Explicaba don Carlos Clausewitz que la guerra es la continuación de la política por otros medios. Enseguida nos ocuparemos de esa guerra asimétrica que es el terrorismo. Una guerra que nunca se declara, que no se atiene a los usos y leyes bajo los cuales se obtiene la gloria, que permite enorgullecerse de la victoria. No se ha producido la disolución de ETA, nadie ha dado la voz de ¡rompan filas! Así que ahora debemos considerar que, a la recíproca, con el desistimiento de las armas asistiremos a la continuación de la lucha por otros medios. Cesará el poder de convicción de la pólvora y se confiará a los argumentos en contraste. Es una muy buena noticia, que nos plantea exigencias a cumplir con mayor unidad e inteligencia.

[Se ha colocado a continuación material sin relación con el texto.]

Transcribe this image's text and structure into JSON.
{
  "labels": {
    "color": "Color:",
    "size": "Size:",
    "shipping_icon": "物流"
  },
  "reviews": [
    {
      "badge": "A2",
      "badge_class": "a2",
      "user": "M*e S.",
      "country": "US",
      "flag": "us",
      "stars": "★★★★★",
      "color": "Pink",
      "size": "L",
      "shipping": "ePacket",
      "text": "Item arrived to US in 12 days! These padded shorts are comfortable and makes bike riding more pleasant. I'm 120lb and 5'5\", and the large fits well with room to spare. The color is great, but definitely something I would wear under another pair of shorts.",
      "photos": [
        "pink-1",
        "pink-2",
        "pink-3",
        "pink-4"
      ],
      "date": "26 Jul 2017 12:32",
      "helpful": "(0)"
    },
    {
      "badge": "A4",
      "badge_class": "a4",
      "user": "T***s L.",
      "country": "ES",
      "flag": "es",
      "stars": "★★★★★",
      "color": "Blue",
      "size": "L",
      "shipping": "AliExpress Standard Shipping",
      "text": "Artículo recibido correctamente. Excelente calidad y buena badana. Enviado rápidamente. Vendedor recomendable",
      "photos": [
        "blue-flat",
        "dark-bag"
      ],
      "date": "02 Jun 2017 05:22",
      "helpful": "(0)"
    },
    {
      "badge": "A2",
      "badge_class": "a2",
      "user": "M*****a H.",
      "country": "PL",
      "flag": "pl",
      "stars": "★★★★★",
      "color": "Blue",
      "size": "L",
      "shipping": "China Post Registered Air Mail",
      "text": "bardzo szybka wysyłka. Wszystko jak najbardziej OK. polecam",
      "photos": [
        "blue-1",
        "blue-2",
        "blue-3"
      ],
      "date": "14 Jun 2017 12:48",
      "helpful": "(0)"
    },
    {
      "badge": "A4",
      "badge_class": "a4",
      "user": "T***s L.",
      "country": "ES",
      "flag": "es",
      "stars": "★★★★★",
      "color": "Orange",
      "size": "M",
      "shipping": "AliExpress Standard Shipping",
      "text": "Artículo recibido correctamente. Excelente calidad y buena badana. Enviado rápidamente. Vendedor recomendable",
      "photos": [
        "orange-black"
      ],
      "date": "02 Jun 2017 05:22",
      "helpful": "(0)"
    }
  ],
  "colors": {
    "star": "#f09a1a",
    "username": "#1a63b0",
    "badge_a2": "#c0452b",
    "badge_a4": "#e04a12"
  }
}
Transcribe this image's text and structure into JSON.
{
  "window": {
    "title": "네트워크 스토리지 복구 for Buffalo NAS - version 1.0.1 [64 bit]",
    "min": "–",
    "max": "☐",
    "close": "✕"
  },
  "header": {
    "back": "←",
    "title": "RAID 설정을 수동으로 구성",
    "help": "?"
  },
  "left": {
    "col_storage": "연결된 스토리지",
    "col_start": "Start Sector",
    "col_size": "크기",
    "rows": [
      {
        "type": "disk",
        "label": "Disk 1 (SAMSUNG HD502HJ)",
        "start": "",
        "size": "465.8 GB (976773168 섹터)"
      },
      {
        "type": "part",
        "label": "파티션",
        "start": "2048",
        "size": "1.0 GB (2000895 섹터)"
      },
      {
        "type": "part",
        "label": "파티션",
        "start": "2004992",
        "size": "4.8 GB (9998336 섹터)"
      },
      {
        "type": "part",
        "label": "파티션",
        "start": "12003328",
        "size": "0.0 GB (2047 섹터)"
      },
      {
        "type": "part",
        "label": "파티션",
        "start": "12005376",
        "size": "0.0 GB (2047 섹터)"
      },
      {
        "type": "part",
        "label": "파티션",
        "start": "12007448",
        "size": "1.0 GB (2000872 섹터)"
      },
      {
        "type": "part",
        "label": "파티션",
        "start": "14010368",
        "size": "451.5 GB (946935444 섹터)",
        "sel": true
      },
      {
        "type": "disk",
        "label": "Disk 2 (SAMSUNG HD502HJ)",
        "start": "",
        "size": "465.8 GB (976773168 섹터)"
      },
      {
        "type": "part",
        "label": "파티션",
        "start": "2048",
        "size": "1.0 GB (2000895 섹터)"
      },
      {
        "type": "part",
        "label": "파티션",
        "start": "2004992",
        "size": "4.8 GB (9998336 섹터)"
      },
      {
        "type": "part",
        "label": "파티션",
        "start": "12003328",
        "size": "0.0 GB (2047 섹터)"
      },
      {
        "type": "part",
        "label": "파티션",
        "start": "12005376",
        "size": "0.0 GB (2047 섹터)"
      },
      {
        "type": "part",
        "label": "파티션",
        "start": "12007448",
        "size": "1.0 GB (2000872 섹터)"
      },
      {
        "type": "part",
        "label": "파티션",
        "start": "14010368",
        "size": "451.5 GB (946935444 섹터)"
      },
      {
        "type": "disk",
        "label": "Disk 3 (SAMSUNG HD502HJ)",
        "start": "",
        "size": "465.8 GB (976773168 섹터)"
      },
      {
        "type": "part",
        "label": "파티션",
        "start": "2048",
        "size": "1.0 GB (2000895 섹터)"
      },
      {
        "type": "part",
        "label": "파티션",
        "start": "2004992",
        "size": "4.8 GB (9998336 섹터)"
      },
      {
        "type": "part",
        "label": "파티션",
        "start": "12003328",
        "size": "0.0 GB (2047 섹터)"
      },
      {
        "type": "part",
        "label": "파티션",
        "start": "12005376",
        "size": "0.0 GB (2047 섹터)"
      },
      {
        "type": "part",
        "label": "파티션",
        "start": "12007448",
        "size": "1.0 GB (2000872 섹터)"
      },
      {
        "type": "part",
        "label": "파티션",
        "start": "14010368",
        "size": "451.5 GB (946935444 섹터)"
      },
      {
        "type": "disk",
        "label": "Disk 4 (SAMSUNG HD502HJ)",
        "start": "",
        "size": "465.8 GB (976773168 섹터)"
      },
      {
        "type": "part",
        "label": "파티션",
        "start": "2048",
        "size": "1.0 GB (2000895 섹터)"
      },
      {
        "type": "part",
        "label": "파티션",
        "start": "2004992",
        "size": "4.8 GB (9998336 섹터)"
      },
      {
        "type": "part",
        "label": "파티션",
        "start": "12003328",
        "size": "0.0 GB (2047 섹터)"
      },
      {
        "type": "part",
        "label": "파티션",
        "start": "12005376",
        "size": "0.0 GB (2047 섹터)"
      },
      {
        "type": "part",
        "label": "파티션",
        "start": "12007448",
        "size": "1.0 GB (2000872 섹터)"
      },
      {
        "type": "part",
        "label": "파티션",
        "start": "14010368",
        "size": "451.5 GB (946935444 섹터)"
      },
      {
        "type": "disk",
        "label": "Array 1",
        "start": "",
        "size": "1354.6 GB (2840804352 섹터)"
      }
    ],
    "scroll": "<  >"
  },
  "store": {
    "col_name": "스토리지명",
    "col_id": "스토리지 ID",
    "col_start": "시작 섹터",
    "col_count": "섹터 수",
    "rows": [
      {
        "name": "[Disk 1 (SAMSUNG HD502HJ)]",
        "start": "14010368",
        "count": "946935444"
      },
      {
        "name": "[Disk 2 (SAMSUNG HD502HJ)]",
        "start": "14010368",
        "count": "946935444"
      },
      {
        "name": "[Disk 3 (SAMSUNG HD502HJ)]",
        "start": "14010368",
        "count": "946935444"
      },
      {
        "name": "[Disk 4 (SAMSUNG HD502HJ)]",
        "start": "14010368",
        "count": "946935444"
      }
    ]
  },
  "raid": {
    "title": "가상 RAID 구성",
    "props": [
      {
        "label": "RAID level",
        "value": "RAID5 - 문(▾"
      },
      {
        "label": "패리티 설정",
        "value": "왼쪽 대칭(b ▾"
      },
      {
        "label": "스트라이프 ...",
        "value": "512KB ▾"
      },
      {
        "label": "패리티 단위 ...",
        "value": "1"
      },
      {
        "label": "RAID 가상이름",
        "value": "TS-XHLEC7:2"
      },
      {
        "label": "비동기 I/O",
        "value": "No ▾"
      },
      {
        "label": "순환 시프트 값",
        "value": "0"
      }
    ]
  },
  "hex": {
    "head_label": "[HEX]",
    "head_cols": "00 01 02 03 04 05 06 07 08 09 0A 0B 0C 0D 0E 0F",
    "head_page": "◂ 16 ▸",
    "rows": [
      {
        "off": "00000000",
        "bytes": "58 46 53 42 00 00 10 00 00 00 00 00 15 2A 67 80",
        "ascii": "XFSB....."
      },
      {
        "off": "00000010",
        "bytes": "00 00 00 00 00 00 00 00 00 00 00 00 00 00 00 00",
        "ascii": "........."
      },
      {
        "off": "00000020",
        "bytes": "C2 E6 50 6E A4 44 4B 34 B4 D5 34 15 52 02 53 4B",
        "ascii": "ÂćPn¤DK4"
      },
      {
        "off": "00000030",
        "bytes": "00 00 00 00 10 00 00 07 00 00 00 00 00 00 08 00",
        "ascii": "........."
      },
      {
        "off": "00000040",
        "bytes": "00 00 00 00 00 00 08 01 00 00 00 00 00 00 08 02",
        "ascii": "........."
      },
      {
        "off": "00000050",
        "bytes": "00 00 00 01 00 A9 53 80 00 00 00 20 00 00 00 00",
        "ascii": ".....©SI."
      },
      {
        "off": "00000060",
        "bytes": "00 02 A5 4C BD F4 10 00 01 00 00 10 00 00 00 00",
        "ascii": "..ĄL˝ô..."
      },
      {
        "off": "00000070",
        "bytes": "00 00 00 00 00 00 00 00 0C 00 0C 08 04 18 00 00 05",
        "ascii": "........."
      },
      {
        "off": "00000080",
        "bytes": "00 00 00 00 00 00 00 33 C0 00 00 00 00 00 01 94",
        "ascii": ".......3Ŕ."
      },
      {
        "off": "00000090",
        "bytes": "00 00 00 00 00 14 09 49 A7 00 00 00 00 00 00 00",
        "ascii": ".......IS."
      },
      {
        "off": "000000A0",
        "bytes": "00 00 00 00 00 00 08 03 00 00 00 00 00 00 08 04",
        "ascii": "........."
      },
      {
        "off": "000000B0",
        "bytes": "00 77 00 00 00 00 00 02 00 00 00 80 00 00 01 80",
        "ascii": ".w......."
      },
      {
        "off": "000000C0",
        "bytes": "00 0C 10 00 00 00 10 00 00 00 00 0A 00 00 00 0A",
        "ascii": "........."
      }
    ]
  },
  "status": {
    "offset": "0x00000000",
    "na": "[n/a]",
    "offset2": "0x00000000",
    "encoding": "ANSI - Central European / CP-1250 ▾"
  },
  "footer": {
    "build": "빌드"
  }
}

Otra cosa es que, en medio de la desesperación por la sangre derramada, algunos pudieran pensar hace años en el recurso al terrorismo de Estado, a la guerra sucia. Pero esos medios degradaban el propio sistema, lo equiparaban al del adversario que se combatía, dándole así el mayor de sus triunfos. La democracia supo corregir esa tentación de quienes pretendían tomarse la justicia por su mano. Quedó claro que en la lucha contra el terrorismo no hay atajos, ni tribunales militares, ni campo para la mentalidad sumarísima que siempre prende en el simplismo populista. Los terroristas fueron encontrados y puestos a disposición judicial, tuvieron sus garantías procesales, sus abogados, sus recursos, sus condenas y su cumplimiento penitenciario. Si no se les aplicaron hasta ahora los beneficios previstos para los reclusos fue porque quienes controlaban la banda impusieron la norma de que renunciaran a ellos, en el entendido de que así se garantizaban mejor el control de los penados, como recordó ayer en la Cadena SER el ministro del Interior.
Cuando se tiene miedo no se tiene vergüenza, o la vergüenza ocupa menos espacio que el miedo enorme, y sabemos también que en las situaciones a que nos llevaron la vida solo tenía dos sentidos: con ellos o contra ellos. Aunque muchos buscaran acomodo intentando un limbo intermedio. También escribe Gonçalo Tavares en Un hombre: Klaus Klump, que “nadie ama a un cobarde, lo que significa que mientras se ama no se logra ver la cobardía en el otro”. Hemos estado en situaciones límite sobre las que se pronunció nuestro amigo Arturo Soria y Espinosa cuando dijo que más vale ser asesinado que asesino. Esa superioridad no puede ser malversada ni siquiera por el victimato que pretende enardecer Jaime Mayor Oreja para llevarlo a la exasperación. Siempre supimos que el partido que gobernara estaría incapacitado para exhibir el desestimiento de ETA como un mérito ante el electorado.